Patients with free perforation causing gross spillage of gastrointestinal contents (vs microperforation with little to no spillage) can often note the precise time the perforation occurred. Sudden, severe pain is typical. Demonstration of intraperitoneal free air (eg, on upright x-ray) confirms the diagnosis and should prompt immediate surgical consultation, since many patients require surgical intervention and delay increases mortality (which is up to 30%, even with treatment).
(Choice A) Acute cholecystitis can cause epigastric pain, fever, nausea/vomiting, and focal peritonitis. However, pain onset is not typically as sudden, and peritoneal inflammation is usually isolated to the right upper quadrant. Gallbladder perforation can cause upper abdominal pain but typically only after several days of symptoms (vs 2 hours in this patient) and would not cause pneumoperitoneum because the gallbladder does not contain significant air. This patient likely has asymptomatic gallstones, which are common in the general population.
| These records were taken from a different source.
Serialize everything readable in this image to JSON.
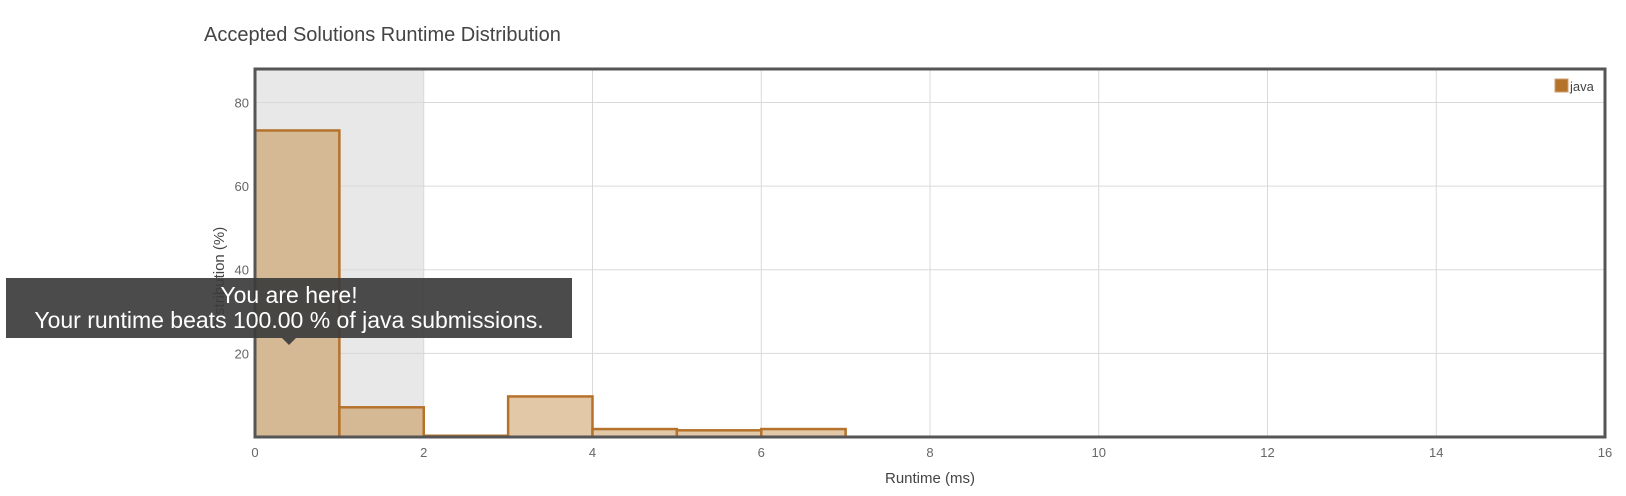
{
  "chart_data": {
    "type": "bar",
    "title": "Accepted Solutions Runtime Distribution",
    "xlabel": "Runtime (ms)",
    "ylabel": "Distribution (%)",
    "xlim": [
      0,
      16
    ],
    "ylim": [
      0,
      88
    ],
    "x_ticks": [
      0,
      2,
      4,
      6,
      8,
      10,
      12,
      14,
      16
    ],
    "y_ticks": [
      20,
      40,
      60,
      80
    ],
    "grid": true,
    "highlight_range": [
      0,
      2
    ],
    "legend": {
      "placement": "top-right",
      "entries": [
        "java"
      ]
    },
    "series": [
      {
        "name": "java",
        "color": "#b5722b",
        "bins": [
          {
            "x0": 0,
            "x1": 1,
            "value": 73.3
          },
          {
            "x0": 1,
            "x1": 2,
            "value": 7.1
          },
          {
            "x0": 2,
            "x1": 3,
            "value": 0.3
          },
          {
            "x0": 3,
            "x1": 4,
            "value": 9.7
          },
          {
            "x0": 4,
            "x1": 5,
            "value": 1.9
          },
          {
            "x0": 5,
            "x1": 6,
            "value": 1.6
          },
          {
            "x0": 6,
            "x1": 7,
            "value": 1.9
          }
        ]
      }
    ]
  },
  "tooltip": {
    "line1": "You are here!",
    "line2": "Your runtime beats 100.00 % of java submissions."
  },
  "colors": {
    "bar_fill_highlight": "#d5b994",
    "bar_fill": "#e3c8a7",
    "bar_stroke": "#b5722b",
    "highlight_band": "#e8e8e8",
    "grid": "#d9d9d9",
    "frame": "#555555"
  }
}
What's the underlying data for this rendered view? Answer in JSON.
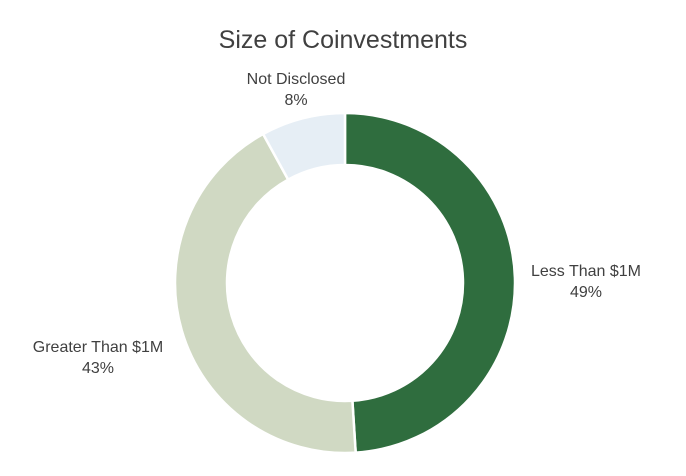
{
  "chart_data": {
    "type": "pie",
    "variant": "donut",
    "title": "Size of Coinvestments",
    "slices": [
      {
        "label": "Less Than $1M",
        "value": 49,
        "value_label": "49%",
        "color": "#2f6d3e"
      },
      {
        "label": "Greater Than $1M",
        "value": 43,
        "value_label": "43%",
        "color": "#d0d9c3"
      },
      {
        "label": "Not Disclosed",
        "value": 8,
        "value_label": "8%",
        "color": "#e6eef5"
      }
    ],
    "start_angle_deg": 0,
    "direction": "clockwise",
    "legend": "none"
  }
}
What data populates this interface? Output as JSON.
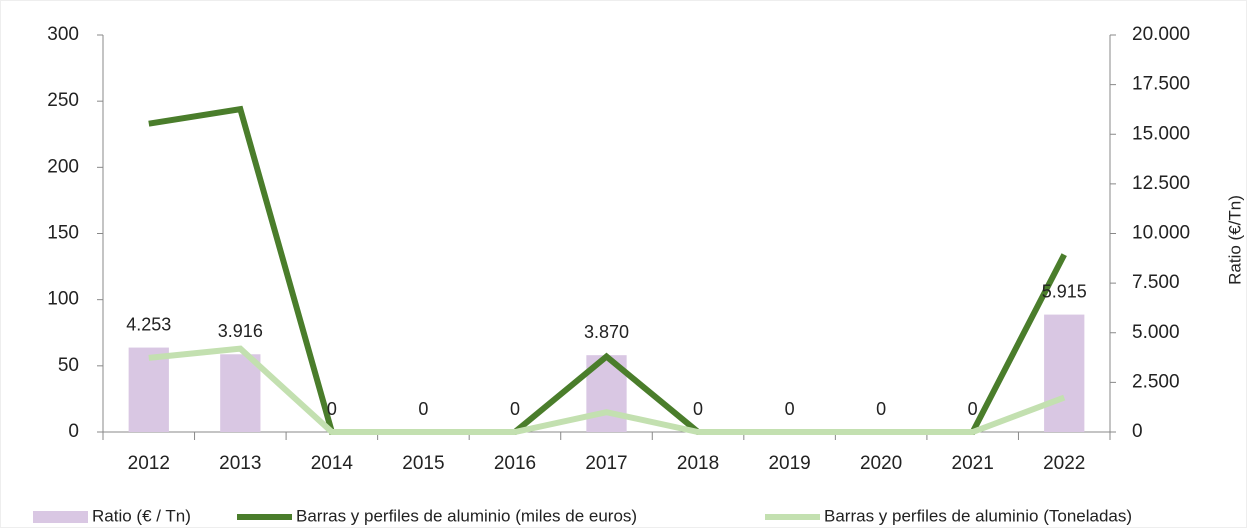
{
  "chart_data": {
    "type": "bar",
    "categories": [
      "2012",
      "2013",
      "2014",
      "2015",
      "2016",
      "2017",
      "2018",
      "2019",
      "2020",
      "2021",
      "2022"
    ],
    "series": [
      {
        "name": "Ratio (€ / Tn)",
        "type": "bar",
        "axis": "y2",
        "color": "#d9c7e3",
        "values": [
          4253,
          3916,
          0,
          0,
          0,
          3870,
          0,
          0,
          0,
          0,
          5915
        ],
        "value_labels": [
          "4.253",
          "3.916",
          "0",
          "0",
          "0",
          "3.870",
          "0",
          "0",
          "0",
          "0",
          "5.915"
        ]
      },
      {
        "name": "Barras y perfiles de aluminio (miles de euros)",
        "type": "line",
        "color": "#4a7d2b",
        "values": [
          233,
          244,
          0,
          0,
          0,
          57,
          0,
          0,
          0,
          0,
          134
        ]
      },
      {
        "name": "Barras y perfiles de aluminio (Toneladas)",
        "type": "line",
        "color": "#c3e0b0",
        "values": [
          56,
          63,
          0,
          0,
          0,
          15,
          0,
          0,
          0,
          0,
          26
        ]
      }
    ],
    "ylim": [
      0,
      300
    ],
    "yticks": [
      0,
      50,
      100,
      150,
      200,
      250,
      300
    ],
    "y2lim": [
      0,
      20000
    ],
    "y2ticks": [
      0,
      {
        "value": 2500,
        "label": "2.500"
      },
      {
        "value": 5000,
        "label": "5.000"
      },
      {
        "value": 7500,
        "label": "7.500"
      },
      {
        "value": 10000,
        "label": "10.000"
      },
      {
        "value": 12500,
        "label": "12.500"
      },
      {
        "value": 15000,
        "label": "15.000"
      },
      {
        "value": 17500,
        "label": "17.500"
      },
      {
        "value": 20000,
        "label": "20.000"
      }
    ],
    "y2label": "Ratio (€/Tn)",
    "legend": "bottom"
  }
}
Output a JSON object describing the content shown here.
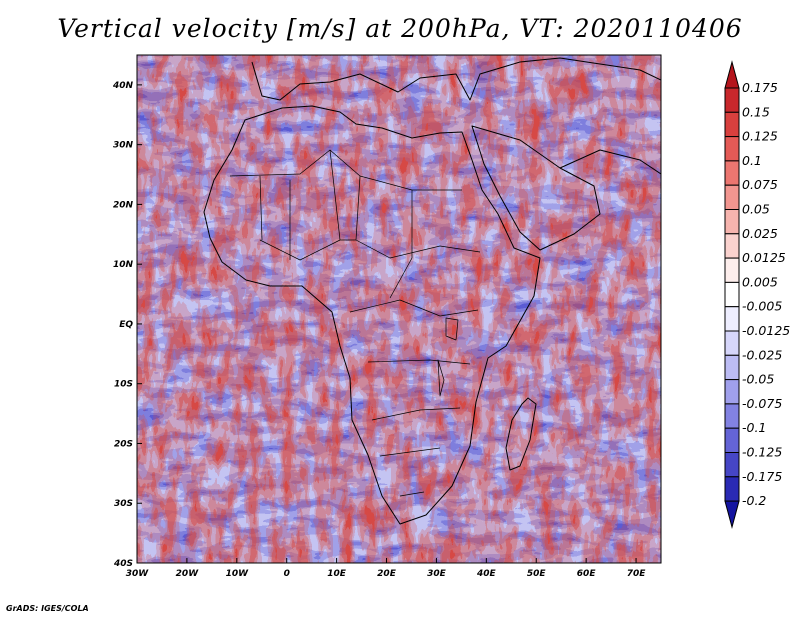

(Choice B) Acute gallstone pancreatitis can cause a sudden onset of severe epigastric pain, fever, and nausea/vomiting; however, pancreatitis does not cause subdiaphragmatic free air. Abdominal x-ray is often normal but may show gallstones or paralytic ileus due to surrounding inflammation.
(Choice C) Aortic dissection can present with sudden-onset abdominal pain but more commonly produces chest/back pain. Rather than pneumoperitoneum, it typically causes mediastinal widening.
(Choice D) Biliary colic can cause epigastric pain, but the pain is typically postprandial when the gallbladder contracts against a blocked (ie, gallstone) cystic duct in response to a fatty meal. In addition, biliary colic is typically associated with a benign abdominal examination and does not cause fever or pneumoperitoneum.
Educational objective:
Sudden-onset, severe abdominal pain with peritonitis and subdiaphragmatic free air on upright chest x-ray is a classic presentation of perforated viscus (eg, perforated peptic ulcer).